Last week, OpenAI, the maker of ChatGPT, announced a new initiative to bring its artificial intelligence (AI) tools to the government sector. The tech company announced that its established collaborations with the U.S. National Labs, the Air Force Research Laboratory, NASA, NIH, and the Treasury will be brought under OpenAI for Government, which will provide the ChatGPT Gov product to U.S. federal, state, and local governments.
The software developer was also awarded a $200 million contract to provide the Pentagon with new AI tools.
“Under this award, the performer will develop prototype frontier AI capabilities to address critical national security challenges in both warfighting and enterprise domains,” the Department of Defense (DoD) announced.
The Vanguard of OpenAI for Government
According to a blog post last week, the DoD contract will be the first OpenAI for Government initiative, explaining that it will bring the company’s “industry-leading expertise” to the Pentagon.
“[The technology] helps the Defense Department identify and prototype how frontier AI can transform its administrative operations, from improving how service members and their families get health care, to streamlining how they look at program and acquisition data, to supporting proactive cyber defense,” the company said in the post. “All use cases must be consistent with OpenAI’s usage policies and guidelines.”
The DoD award specified that the Chief Digital & AI Officer (CDAO) would be the “contracting activity.” That position was only created in 2022 to merge existing AI efforts. It is currently overseen by the Office of the Secretary of Defense and serves as a central hub providing expertise, services, and supporting “infrastructure” for AI projects across the armed services and defense agencies, Breaking Defense explained.
Overcoming Barriers to Entry
Although Open AI for Government is designed to foster greater collaboration, it will still need to navigate a myriad of obstacles within all levels of government.
“As OpenAI says, their initiative is just getting started, and the federal government writ large imposes many adoption barriers, so I don’t see this having any particular near-term effect,” suggested Dr. Jim Purtilo.
“Many other tech firms will quickly emerge to compete for fed business,” Purtilo told ClearanceJobs. “As one of the world’s largest bureaucracies, the feds absolutely should assess AI’s potential savings, but today would be the wrong time to lock in expensive contracts.”
He warned that even the tech world doesn’t yet know all the other consequences of shifting to these tools, nor do we know best practices for federated migration to their use.
“You can’t just flip a switch and declare victory, ‘yeah, we’re using AI!'” Purtilo warned.
Pilot Programs Coming?
It is unclear how quickly AI might be adopted at different levels of government, but given the advances in this technology, it may be impossible to keep pace. Yet, on the other hand, we still haven’t fully understood all the potential repercussions.
“What I’d really like is for early adopters in the government to be selected strategically for pilot projects, with extra consideration given to explicit study of adoption challenges and costs,” Purtilo added. “We should give managers a risk-reduction road map. If we are not measuring efficacy in the use of new technologies, then we don’t know whether stakeholders are being given the best value.”
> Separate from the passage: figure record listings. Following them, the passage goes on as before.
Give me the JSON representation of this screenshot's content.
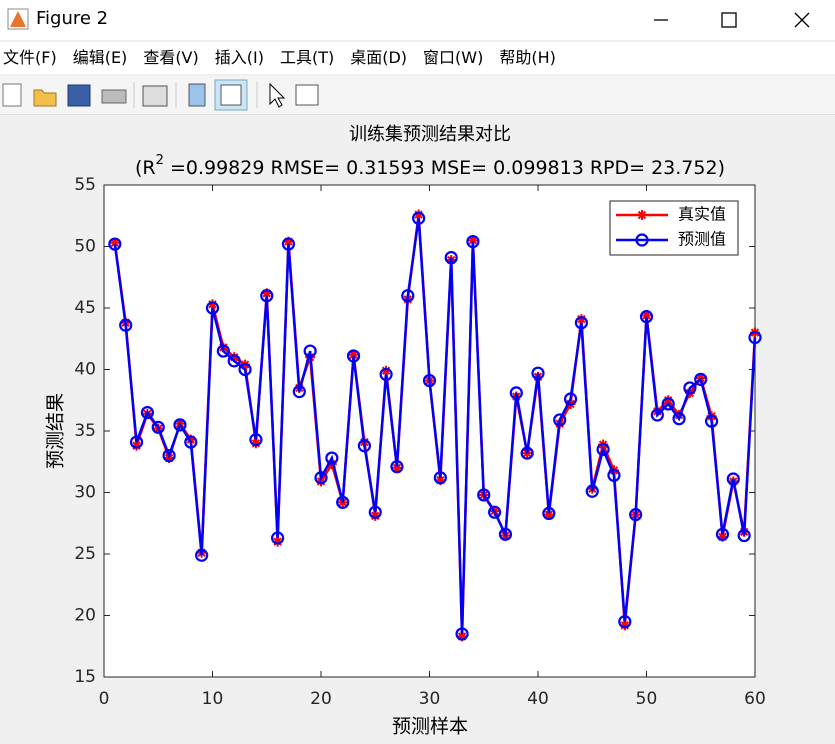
{
  "window": {
    "title": "Figure 2"
  },
  "menu": [
    "文件(F)",
    "编辑(E)",
    "查看(V)",
    "插入(I)",
    "工具(T)",
    "桌面(D)",
    "窗口(W)",
    "帮助(H)"
  ],
  "chart_data": {
    "type": "line",
    "title": "训练集预测结果对比",
    "subtitle": [
      "(R",
      "2",
      " =0.99829 RMSE= 0.31593 MSE= 0.099813 RPD= 23.752)"
    ],
    "xlabel": "预测样本",
    "ylabel": "预测结果",
    "x": [
      1,
      2,
      3,
      4,
      5,
      6,
      7,
      8,
      9,
      10,
      11,
      12,
      13,
      14,
      15,
      16,
      17,
      18,
      19,
      20,
      21,
      22,
      23,
      24,
      25,
      26,
      27,
      28,
      29,
      30,
      31,
      32,
      33,
      34,
      35,
      36,
      37,
      38,
      39,
      40,
      41,
      42,
      43,
      44,
      45,
      46,
      47,
      48,
      49,
      50,
      51,
      52,
      53,
      54,
      55,
      56,
      57,
      58,
      59,
      60
    ],
    "series": [
      {
        "name": "真实值",
        "color": "#ff0000",
        "marker": "*",
        "values": [
          50.3,
          43.8,
          33.8,
          36.4,
          35.2,
          32.8,
          35.6,
          34.3,
          25.1,
          45.3,
          41.8,
          41.0,
          40.4,
          34.0,
          46.2,
          26.0,
          50.4,
          38.5,
          41.0,
          30.9,
          32.3,
          29.2,
          41.2,
          34.1,
          28.1,
          39.9,
          32.0,
          45.7,
          52.6,
          39.1,
          31.0,
          48.9,
          18.3,
          50.5,
          29.8,
          28.5,
          26.5,
          37.8,
          33.2,
          39.4,
          28.2,
          35.6,
          37.2,
          44.1,
          30.3,
          33.9,
          31.8,
          19.2,
          28.2,
          44.4,
          36.6,
          37.5,
          36.3,
          38.1,
          39.3,
          36.2,
          26.4,
          30.9,
          26.8,
          43.0
        ]
      },
      {
        "name": "预测值",
        "color": "#0000ff",
        "marker": "o",
        "values": [
          50.2,
          43.6,
          34.1,
          36.5,
          35.3,
          33.0,
          35.5,
          34.1,
          24.9,
          45.0,
          41.5,
          40.7,
          40.0,
          34.3,
          46.0,
          26.3,
          50.2,
          38.2,
          41.5,
          31.2,
          32.8,
          29.2,
          41.1,
          33.8,
          28.4,
          39.6,
          32.1,
          46.0,
          52.3,
          39.1,
          31.2,
          49.1,
          18.5,
          50.4,
          29.8,
          28.4,
          26.6,
          38.1,
          33.2,
          39.7,
          28.3,
          35.9,
          37.6,
          43.8,
          30.1,
          33.5,
          31.4,
          19.5,
          28.2,
          44.3,
          36.3,
          37.2,
          36.0,
          38.5,
          39.2,
          35.8,
          26.6,
          31.1,
          26.5,
          42.6
        ]
      }
    ],
    "xlim": [
      0,
      60
    ],
    "xticks": [
      0,
      10,
      20,
      30,
      40,
      50,
      60
    ],
    "ylim": [
      15,
      55
    ],
    "yticks": [
      15,
      20,
      25,
      30,
      35,
      40,
      45,
      50,
      55
    ],
    "grid": false,
    "legend": "upper right"
  }
}
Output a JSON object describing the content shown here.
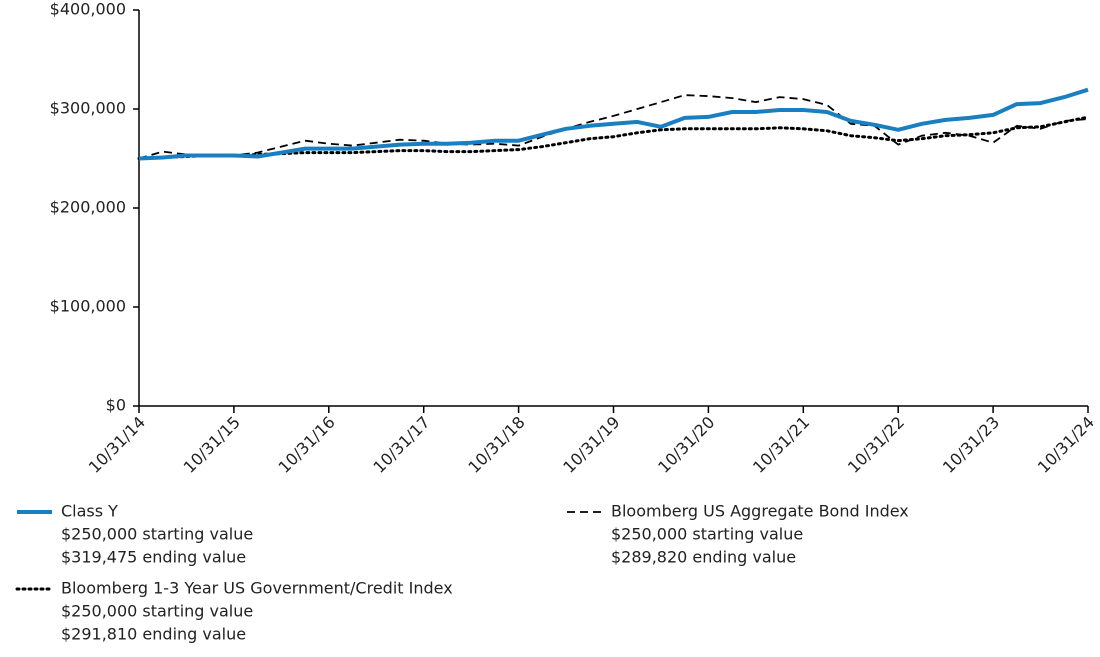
{
  "chart_data": {
    "type": "line",
    "categories": [
      "10/31/14",
      null,
      null,
      null,
      "10/31/15",
      null,
      null,
      null,
      "10/31/16",
      null,
      null,
      null,
      "10/31/17",
      null,
      null,
      null,
      "10/31/18",
      null,
      null,
      null,
      "10/31/19",
      null,
      null,
      null,
      "10/31/20",
      null,
      null,
      null,
      "10/31/21",
      null,
      null,
      null,
      "10/31/22",
      null,
      null,
      null,
      "10/31/23",
      null,
      null,
      null,
      "10/31/24"
    ],
    "ylim": [
      0,
      400000
    ],
    "yticks": [
      {
        "value": 0,
        "label": "$0"
      },
      {
        "value": 100000,
        "label": "$100,000"
      },
      {
        "value": 200000,
        "label": "$200,000"
      },
      {
        "value": 300000,
        "label": "$300,000"
      },
      {
        "value": 400000,
        "label": "$400,000"
      }
    ],
    "grid": false,
    "series": [
      {
        "name": "Class Y",
        "color": "#1a7fc1",
        "style": "solid",
        "legend_lines": [
          "$250,000 starting value",
          "$319,475 ending value"
        ],
        "values": [
          250000,
          251000,
          253000,
          253000,
          253000,
          252000,
          256000,
          260000,
          260000,
          260000,
          262000,
          264000,
          265000,
          265000,
          266000,
          268000,
          268000,
          274000,
          280000,
          283000,
          285000,
          287000,
          282000,
          291000,
          292000,
          297000,
          297000,
          299000,
          299000,
          297000,
          288000,
          284000,
          279000,
          285000,
          289000,
          291000,
          294000,
          305000,
          306000,
          312000,
          319475
        ]
      },
      {
        "name": "Bloomberg US Aggregate Bond Index",
        "color": "#000000",
        "style": "dashed",
        "legend_lines": [
          "$250,000 starting value",
          "$289,820 ending value"
        ],
        "values": [
          250000,
          257000,
          254000,
          252000,
          253000,
          256000,
          262000,
          268000,
          265000,
          263000,
          266000,
          269000,
          268000,
          265000,
          264000,
          265000,
          263000,
          272000,
          280000,
          287000,
          293000,
          300000,
          307000,
          314000,
          313000,
          311000,
          307000,
          312000,
          310000,
          304000,
          285000,
          283000,
          264000,
          273000,
          276000,
          273000,
          266000,
          283000,
          280000,
          288000,
          289820
        ]
      },
      {
        "name": "Bloomberg 1-3 Year US Government/Credit Index",
        "color": "#000000",
        "style": "dotted",
        "legend_lines": [
          "$250,000 starting value",
          "$291,810 ending value"
        ],
        "values": [
          250000,
          251000,
          252000,
          253000,
          253000,
          254000,
          255000,
          256000,
          256000,
          256000,
          257000,
          258000,
          258000,
          257000,
          257000,
          258000,
          259000,
          262000,
          266000,
          270000,
          272000,
          276000,
          279000,
          280000,
          280000,
          280000,
          280000,
          281000,
          280000,
          278000,
          273000,
          271000,
          268000,
          270000,
          273000,
          274000,
          276000,
          281000,
          282000,
          287000,
          291810
        ]
      }
    ]
  }
}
Moreover, there are still significant differences between the government’s adoption of AI and that of the public sector.
“Deployment practices typical of the federal government could well dampen much of the value,” Dr. Purtilo noted. “AI’s big impacts likely come from streamlining end-to-end business processes, but current federal rules (and regulations) would require that many discrete operations be preserved. This severely restricts the use of AI. The win might be in fully eliminating bureaucratic steps in ossified administrative silos. Still, unlike their public-sector counterparts, federal managers may be constrained to follow stuffy old-millennium workflow.”
That could inform leadership a while to work out, while there may be even more specific considerations to AI adoption within the DoD.
“It is tempting to think we can win big savings by looking at ‘ordinary’ business processes, but poor choices in AI adoption can still pose indirect risks to warfighters,” said Purtilo. “A bursar who makes injudicious use of AI in handling HR matters for military personnel could inadvertently put them in harm’s way by exposing data to a bad actor. A little planning will go a long way.”